According to the report, atheroma volume had decreased by 4.2 percent, on average, six weeks after patients received the first ApoA-I infusion. In contrast, plaque volume remained the same in patients in a placebo group.
Nissen expressed his surprise at the study participants' rapid response to the drug: "I really thought this was the longest of the longshots in the world, because we thought of [atherosclerosis], for a long time, as this kind of chronic, indolent, slowly advancing disease that didn't change by very much." Nissen made the comment during a Nov. 9 investors' conference hosted by Esperion Therapeutics of Ann Arbor, Mich., which funded the study and has licensed the ApoA-I Milano complex.
"We were just completely wrong," Nissen said. "We now know that coronary disease is more dynamic than previously realized and can be rapidly affected by agents that augment reverse cholesterol transport."
Reverse cholesterol transport is the movement of cholesterol from arterial plaques to the liver, which processes cholesterol for excretion in the bile. The ApoA-I component of HDL is thought to mediate the reverse transport process.
Patients were eligible for the study if diagnostic angiography performed within two weeks after a myocardial infarction or an episode of unstable angina showed atherosclerosis resulting in a 20 percent or greater narrowing of the luminal diameter in a major heart vessel. At baseline, the researchers examined the narrowed vessel using intravascular ultrasound, or IVUS. Within two weeks of each patient's receipt of the last dose of ApoA-I Milano complex or placebo, the vessel was examined again and the before-and-after IVUS images compared for changes in the atheroma burden.
Patients were randomized into three treatment groups and received once-weekly infusions consisting of 15 mg/kg of ApoA-I Milano complex, 45 mg/kg of the experimental drug, or 0.9 percent sodium chloride, the placebo treatment.

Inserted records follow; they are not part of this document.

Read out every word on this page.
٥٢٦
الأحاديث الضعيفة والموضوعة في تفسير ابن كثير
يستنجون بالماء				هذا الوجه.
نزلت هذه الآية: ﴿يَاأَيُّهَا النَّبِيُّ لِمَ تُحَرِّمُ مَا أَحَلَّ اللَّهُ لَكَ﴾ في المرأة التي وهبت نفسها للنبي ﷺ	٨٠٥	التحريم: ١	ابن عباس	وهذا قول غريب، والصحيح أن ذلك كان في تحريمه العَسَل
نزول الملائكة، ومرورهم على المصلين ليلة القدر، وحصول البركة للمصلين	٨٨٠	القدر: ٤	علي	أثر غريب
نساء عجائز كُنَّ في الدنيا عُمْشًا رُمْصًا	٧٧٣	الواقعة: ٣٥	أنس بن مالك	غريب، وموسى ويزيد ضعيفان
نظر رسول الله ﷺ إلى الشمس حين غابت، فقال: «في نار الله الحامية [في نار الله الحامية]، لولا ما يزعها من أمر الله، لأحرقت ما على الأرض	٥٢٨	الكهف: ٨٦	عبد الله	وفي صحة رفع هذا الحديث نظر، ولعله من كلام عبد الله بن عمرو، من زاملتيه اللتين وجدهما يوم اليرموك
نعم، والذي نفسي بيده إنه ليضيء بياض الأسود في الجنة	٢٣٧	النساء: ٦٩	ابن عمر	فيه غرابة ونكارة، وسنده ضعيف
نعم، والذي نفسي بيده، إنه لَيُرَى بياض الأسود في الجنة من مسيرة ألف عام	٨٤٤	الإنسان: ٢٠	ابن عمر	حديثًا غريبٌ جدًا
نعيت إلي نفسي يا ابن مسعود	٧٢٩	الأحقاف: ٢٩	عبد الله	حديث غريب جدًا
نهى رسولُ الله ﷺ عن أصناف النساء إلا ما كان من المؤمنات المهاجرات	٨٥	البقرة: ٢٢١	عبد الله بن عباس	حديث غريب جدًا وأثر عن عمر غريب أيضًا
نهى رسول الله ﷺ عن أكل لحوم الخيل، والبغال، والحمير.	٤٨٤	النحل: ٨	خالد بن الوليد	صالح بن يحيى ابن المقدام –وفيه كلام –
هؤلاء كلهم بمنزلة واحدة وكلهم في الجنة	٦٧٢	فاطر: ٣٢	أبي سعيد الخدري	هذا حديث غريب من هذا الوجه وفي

No difference in atheroma reduction was reported between the two ApoA-I Milano dosage groups, a finding that Nissen attributed to the drug's full activation of the reverse-cholesterol transport process at the lower dose.
Nissen said that the JAMA report included one particularly striking IVUS cross-section showing a reduction in atheroma diameter from 8.1 mm to 5.35 mm after treatment with the recombinant HDL.

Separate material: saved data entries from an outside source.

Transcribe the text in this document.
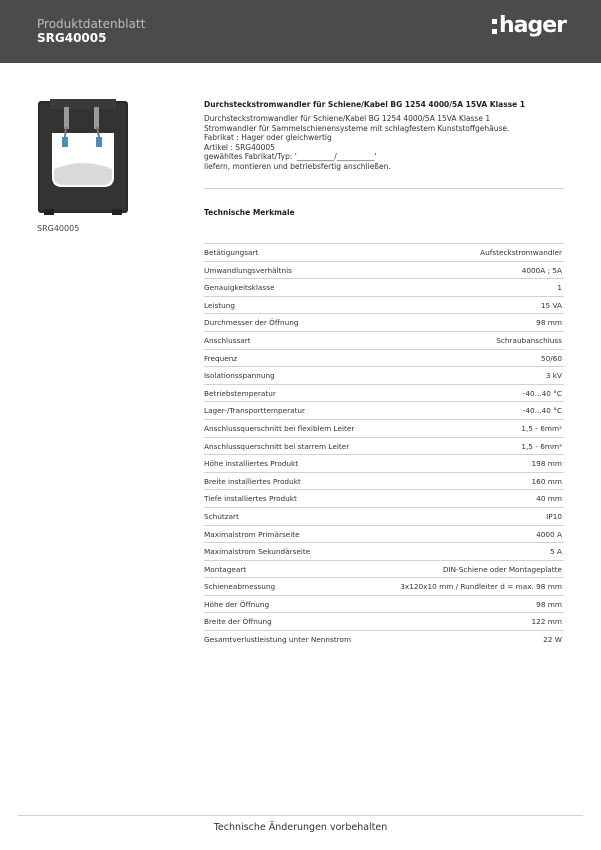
Produktdatenblatt
SRG40005	hager
SRG40005
Durchsteckstromwandler für Schiene/Kabel BG 1254 4000/5A 15VA Klasse 1
Durchsteckstromwandler für Schiene/Kabel BG 1254 4000/5A 15VA Klasse 1
Stromwandler für Sammelschienensysteme mit schlagfestem Kunststoffgehäuse.
Fabrikat : Hager oder gleichwertig
Artikel : SRG40005
gewähltes Fabrikat/Typ: '__________/__________'
liefern, montieren und betriebsfertig anschließen.
Technische Merkmale
Betätigungsart	Aufsteckstromwandler
Umwandlungsverhältnis	4000A ; 5A
Genauigkeitsklasse	1
Leistung	15 VA
Durchmesser der Öffnung	98 mm
Anschlussart	Schraubanschluss
Frequenz	50/60
Isolationsspannung	3 kV
Betriebstemperatur	-40...40 °C
Lager-/Transporttemperatur	-40...40 °C
Anschlussquerschnitt bei flexiblem Leiter	1,5 - 6mm²
Anschlussquerschnitt bei starrem Leiter	1,5 - 6mm²
Höhe installiertes Produkt	198 mm
Breite installiertes Produkt	160 mm
Tiefe installiertes Produkt	40 mm
Schutzart	IP10
Maximalstrom Primärseite	4000 A
Maximalstrom Sekundärseite	5 A
Montageart	DIN-Schiene oder Montageplatte
Schieneabmessung	3x120x10 mm / Rundleiter d = max. 98 mm
Höhe der Öffnung	98 mm
Breite der Öffnung	122 mm
Gesamtverlustleistung unter Nennstrom	22 W
Technische Änderungen vorbehalten
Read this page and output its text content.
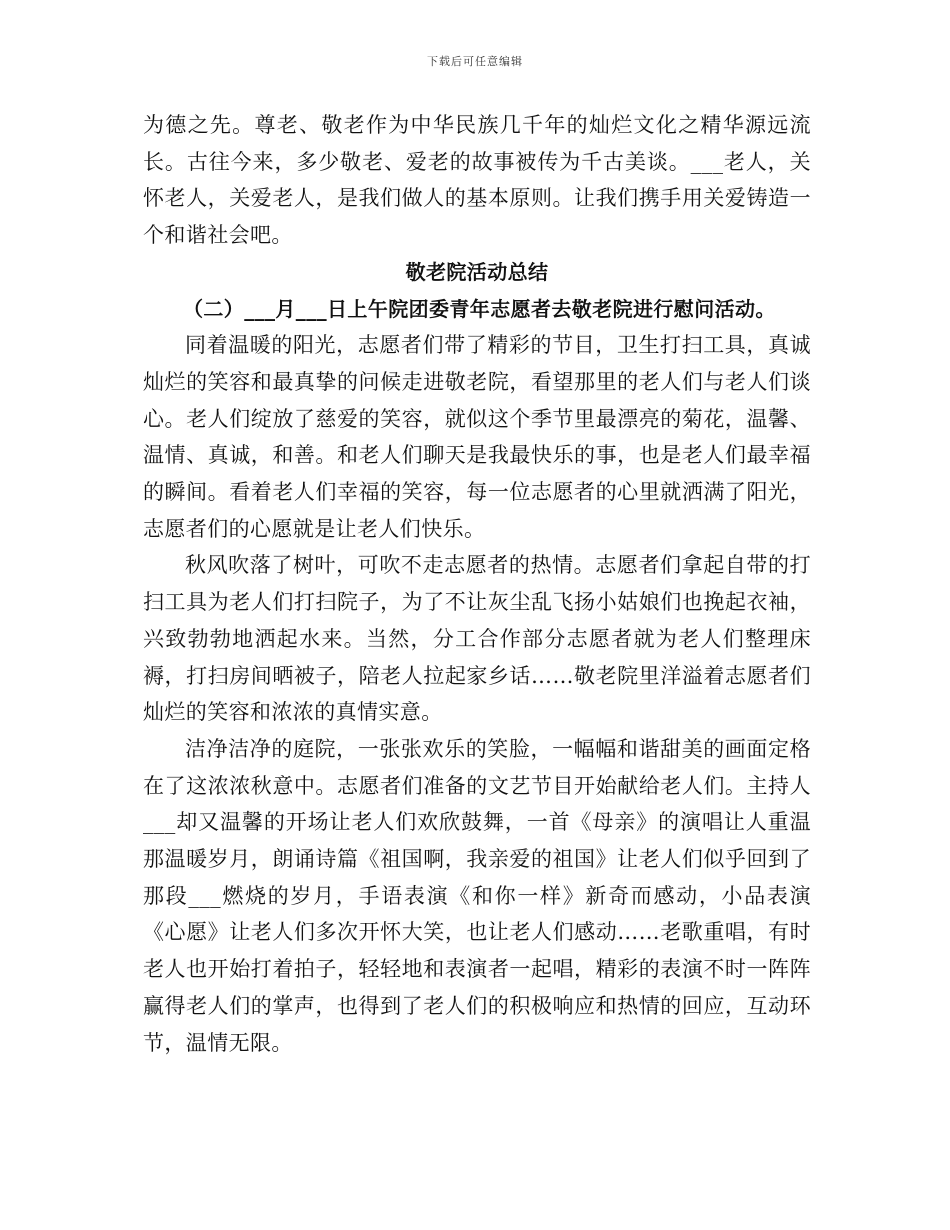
下载后可任意编辑

为德之先。尊老、敬老作为中华民族几千年的灿烂文化之精华源远流长。古往今来，多少敬老、爱老的故事被传为千古美谈。___老人，关怀老人，关爱老人，是我们做人的基本原则。让我们携手用关爱铸造一个和谐社会吧。

敬老院活动总结

（二）___月___日上午院团委青年志愿者去敬老院进行慰问活动。

同着温暖的阳光，志愿者们带了精彩的节目，卫生打扫工具，真诚灿烂的笑容和最真挚的问候走进敬老院，看望那里的老人们与老人们谈心。老人们绽放了慈爱的笑容，就似这个季节里最漂亮的菊花，温馨、温情、真诚，和善。和老人们聊天是我最快乐的事，也是老人们最幸福的瞬间。看着老人们幸福的笑容，每一位志愿者的心里就洒满了阳光，志愿者们的心愿就是让老人们快乐。

秋风吹落了树叶，可吹不走志愿者的热情。志愿者们拿起自带的打扫工具为老人们打扫院子，为了不让灰尘乱飞扬小姑娘们也挽起衣袖，兴致勃勃地洒起水来。当然，分工合作部分志愿者就为老人们整理床褥，打扫房间晒被子，陪老人拉起家乡话……敬老院里洋溢着志愿者们灿烂的笑容和浓浓的真情实意。

洁净洁净的庭院，一张张欢乐的笑脸，一幅幅和谐甜美的画面定格在了这浓浓秋意中。志愿者们准备的文艺节目开始献给老人们。主持人___却又温馨的开场让老人们欢欣鼓舞，一首《母亲》的演唱让人重温那温暖岁月，朗诵诗篇《祖国啊，我亲爱的祖国》让老人们似乎回到了那段___燃烧的岁月，手语表演《和你一样》新奇而感动，小品表演《心愿》让老人们多次开怀大笑，也让老人们感动……老歌重唱，有时老人也开始打着拍子，轻轻地和表演者一起唱，精彩的表演不时一阵阵赢得老人们的掌声，也得到了老人们的积极响应和热情的回应，互动环节，温情无限。
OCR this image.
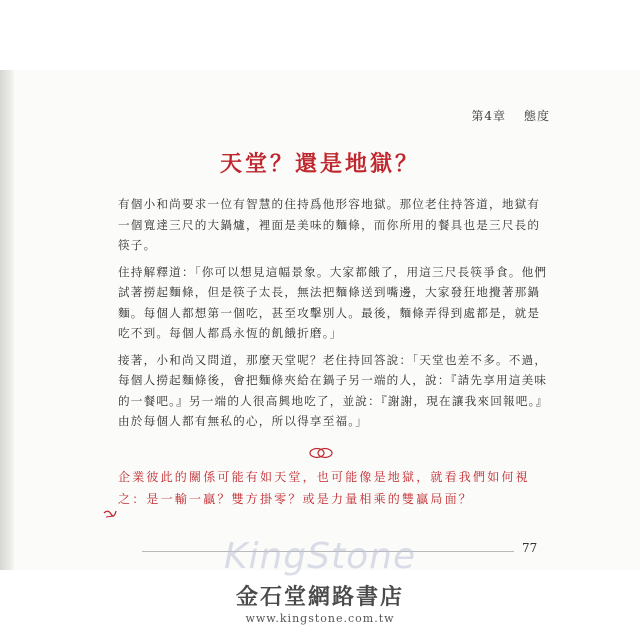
第4章 態度
天堂？還是地獄？

有個小和尚要求一位有智慧的住持爲他形容地獄。那位老住持答道，地獄有一個寬達三尺的大鍋爐，裡面是美味的麵條，而你所用的餐具也是三尺長的筷子。

住持解釋道：「你可以想見這幅景象。大家都餓了，用這三尺長筷爭食。他們試著撈起麵條，但是筷子太長，無法把麵條送到嘴邊，大家發狂地攪著那鍋麵。每個人都想第一個吃，甚至攻擊別人。最後，麵條弄得到處都是，就是吃不到。每個人都爲永恆的飢餓折磨。」

接著，小和尚又問道，那麼天堂呢？老住持回答說：「天堂也差不多。不過，每個人撈起麵條後，會把麵條夾給在鍋子另一端的人，說：『請先享用這美味的一餐吧。』另一端的人很高興地吃了，並說：『謝謝，現在讓我來回報吧。』由於每個人都有無私的心，所以得享至福。」

企業彼此的關係可能有如天堂，也可能像是地獄，就看我們如何視之：是一輸一贏？雙方掛零？或是力量相乘的雙贏局面？

77
KingStone
金石堂網路書店
www.kingstone.com.tw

"That plaque is 34 percent smaller at the end of five weeks," Nissen said. "When I saw that, I fell over. For a disease that's considered a chronic disease, to see a third of the plaque erased in five weeks, that was very exciting" news about the therapy's potential.
Nissen and his coauthors stressed the need for confirmation of the study's findings in a larger patient population and with a longer follow-up period.